Hochschild homology in a braided tensor category

Abstract:

An r-algebra is an algebra A over k equipped with a Yang-Baxter operator $R:A \otimes A \to A \otimes A$ such that $R(1 \otimes a) = a \otimes 1$, $R(a \otimes 1) = 1 \otimes a$, and the quasitriangularity conditions $R(m \otimes I) = (I \otimes m)(R \otimes I)(I \otimes R)$ and $R(I \otimes m) = (m \otimes I)(I \otimes R)(R \otimes I)$ hold, where $m:A \otimes A \to A$ is the multiplication map and $I:A \to A$ is the identity.
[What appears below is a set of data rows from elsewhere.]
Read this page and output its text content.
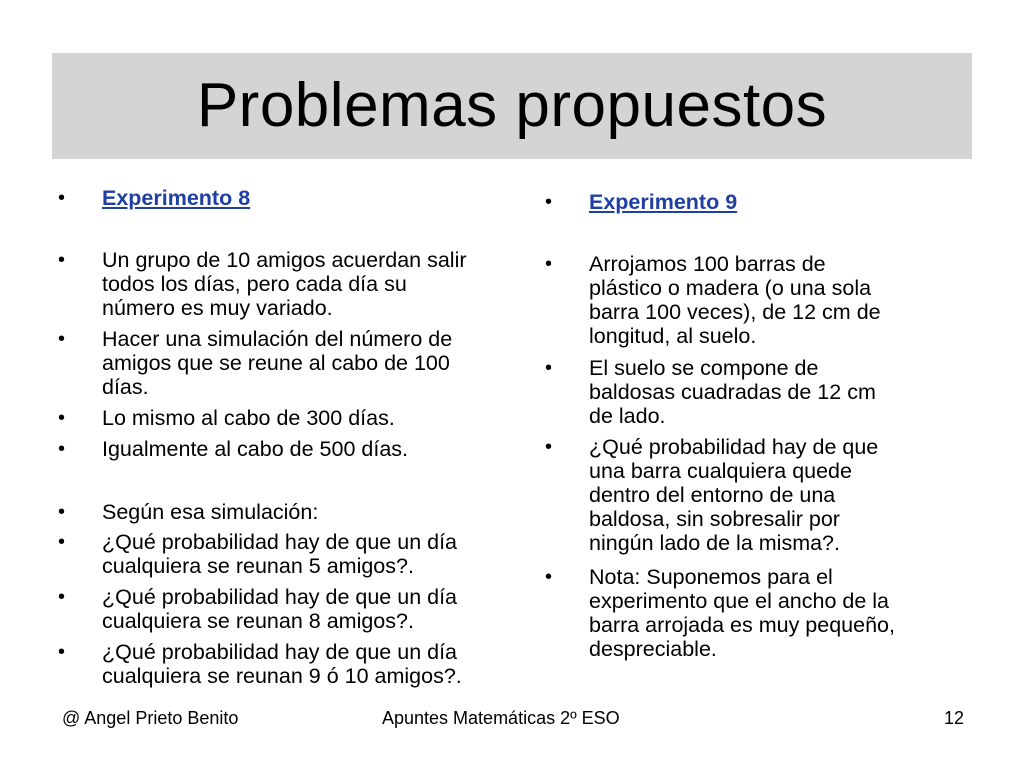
Problemas propuestos
•	Experimento 8
•	Un grupo de 10 amigos acuerdan salir
todos los días, pero cada día su
número es muy variado.
•	Hacer una simulación del número de
amigos que se reune al cabo de 100
días.
•	Lo mismo al cabo de 300 días.
•	Igualmente al cabo de 500 días.
•	Según esa simulación:
•	¿Qué probabilidad hay de que un día
cualquiera se reunan 5 amigos?.
•	¿Qué probabilidad hay de que un día
cualquiera se reunan 8 amigos?.
•	¿Qué probabilidad hay de que un día
cualquiera se reunan 9 ó 10 amigos?.
•	Experimento 9
•	Arrojamos 100 barras de
plástico o madera (o una sola
barra 100 veces), de 12 cm de
longitud, al suelo.
•	El suelo se compone de
baldosas cuadradas de 12 cm
de lado.
•	¿Qué probabilidad hay de que
una barra cualquiera quede
dentro del entorno de una
baldosa, sin sobresalir por
ningún lado de la misma?.
•	Nota: Suponemos para el
experimento que el ancho de la
barra arrojada es muy pequeño,
despreciable.
@ Angel Prieto Benito	Apuntes Matemáticas 2º ESO	12
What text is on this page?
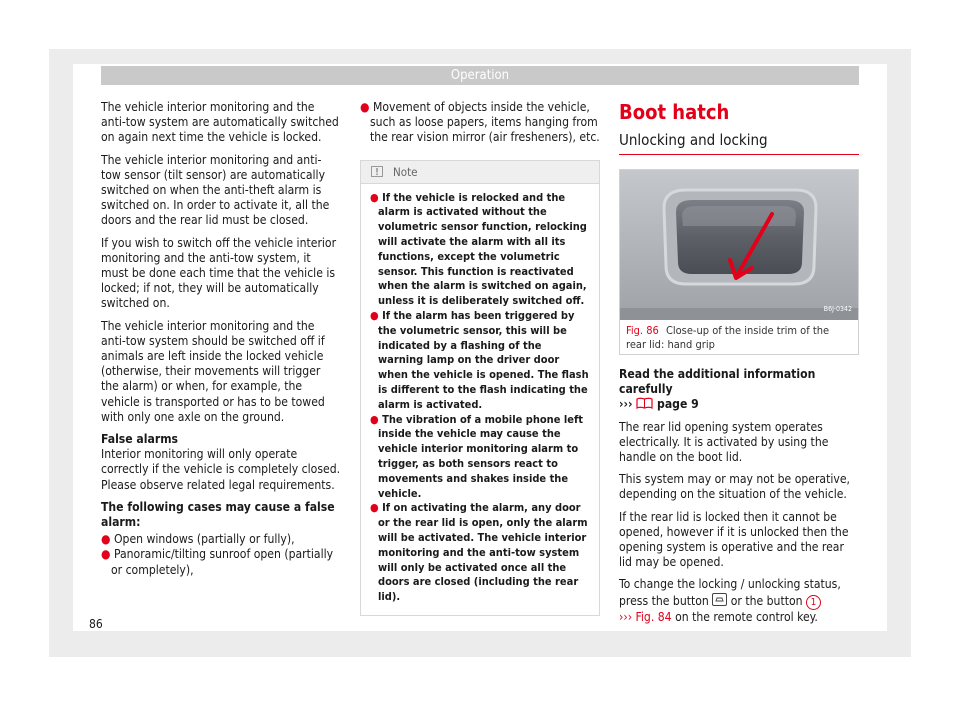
Operation

The vehicle interior monitoring and the anti-tow system are automatically switched on again next time the vehicle is locked.

The vehicle interior monitoring and anti-tow sensor (tilt sensor) are automatically switched on when the anti-theft alarm is switched on. In order to activate it, all the doors and the rear lid must be closed.

If you wish to switch off the vehicle interior monitoring and the anti-tow system, it must be done each time that the vehicle is locked; if not, they will be automatically switched on.

The vehicle interior monitoring and the anti-tow system should be switched off if animals are left inside the locked vehicle (otherwise, their movements will trigger the alarm) or when, for example, the vehicle is transported or has to be towed with only one axle on the ground.

False alarms
Interior monitoring will only operate correctly if the vehicle is completely closed. Please observe related legal requirements.

The following cases may cause a false alarm:

● Open windows (partially or fully),

● Panoramic/tilting sunroof open (partially or completely),

● Movement of objects inside the vehicle, such as loose papers, items hanging from the rear vision mirror (air fresheners), etc.

Note

● If the vehicle is relocked and the alarm is activated without the volumetric sensor function, relocking will activate the alarm with all its functions, except the volumetric sensor. This function is reactivated when the alarm is switched on again, unless it is deliberately switched off.

● If the alarm has been triggered by the volumetric sensor, this will be indicated by a flashing of the warning lamp on the driver door when the vehicle is opened. The flash is different to the flash indicating the alarm is activated.

● The vibration of a mobile phone left inside the vehicle may cause the vehicle interior monitoring alarm to trigger, as both sensors react to movements and shakes inside the vehicle.

● If on activating the alarm, any door or the rear lid is open, only the alarm will be activated. The vehicle interior monitoring and the anti-tow system will only be activated once all the doors are closed (including the rear lid).

Boot hatch
Unlocking and locking
B6J-0342
Fig. 86 Close-up of the inside trim of the rear lid: hand grip

Read the additional information carefully
››› page 9

The rear lid opening system operates electrically. It is activated by using the handle on the boot lid.

This system may or may not be operative, depending on the situation of the vehicle.

If the rear lid is locked then it cannot be opened, however if it is unlocked then the opening system is operative and the rear lid may be opened.

To change the locking / unlocking status, press the button or the button 1
››› Fig. 84 on the remote control key.

86
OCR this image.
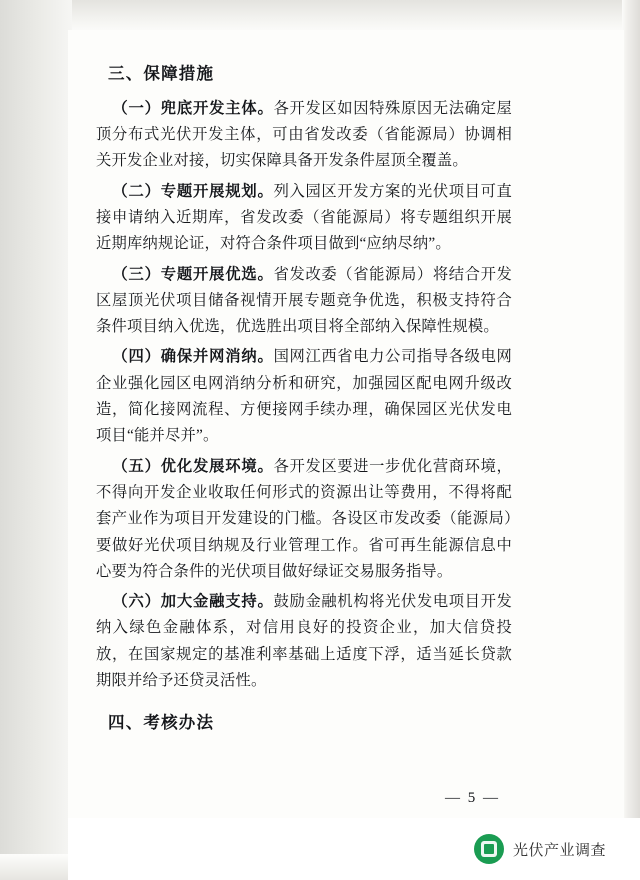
三、保障措施

（一）兜底开发主体。各开发区如因特殊原因无法确定屋顶分布式光伏开发主体，可由省发改委（省能源局）协调相关开发企业对接，切实保障具备开发条件屋顶全覆盖。

（二）专题开展规划。列入园区开发方案的光伏项目可直接申请纳入近期库，省发改委（省能源局）将专题组织开展近期库纳规论证，对符合条件项目做到“应纳尽纳”。

（三）专题开展优选。省发改委（省能源局）将结合开发区屋顶光伏项目储备视情开展专题竞争优选，积极支持符合条件项目纳入优选，优选胜出项目将全部纳入保障性规模。

（四）确保并网消纳。国网江西省电力公司指导各级电网企业强化园区电网消纳分析和研究，加强园区配电网升级改造，简化接网流程、方便接网手续办理，确保园区光伏发电项目“能并尽并”。

（五）优化发展环境。各开发区要进一步优化营商环境，不得向开发企业收取任何形式的资源出让等费用，不得将配套产业作为项目开发建设的门槛。各设区市发改委（能源局）要做好光伏项目纳规及行业管理工作。省可再生能源信息中心要为符合条件的光伏项目做好绿证交易服务指导。

（六）加大金融支持。鼓励金融机构将光伏发电项目开发纳入绿色金融体系，对信用良好的投资企业，加大信贷投放，在国家规定的基准利率基础上适度下浮，适当延长贷款期限并给予还贷灵活性。

四、考核办法
— 5 —
光伏产业调查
R-algebras arise naturally as algebra objects in a braided tensor category of k-modules (e.g., the category of representations of a quantum group). If $m = m{R^2}$, then A is both a left and right module over the braided tensor product ${A^e} = A\hat \otimes {A^{{\text {op}}}}$, where ${A^{{\text {op}}}}$ is simply A equipped with the "opposite" multiplication map ${m^{{\text {op}}}} = mR$. Moreover, there is an explicit chain complex computing the braided Hochschild homology ${H^R}(A) = \operatorname {Tor}^{{A^e}}(A,A)$. When $m = mR$ and ${R^2} = {\text {id}}_{A \otimes A}$, this chain complex admits a generalized shuffle product, and there is a homomorphism from the r-commutative differential forms ${\Omega _R}(A)$ to ${H^R}(A)$.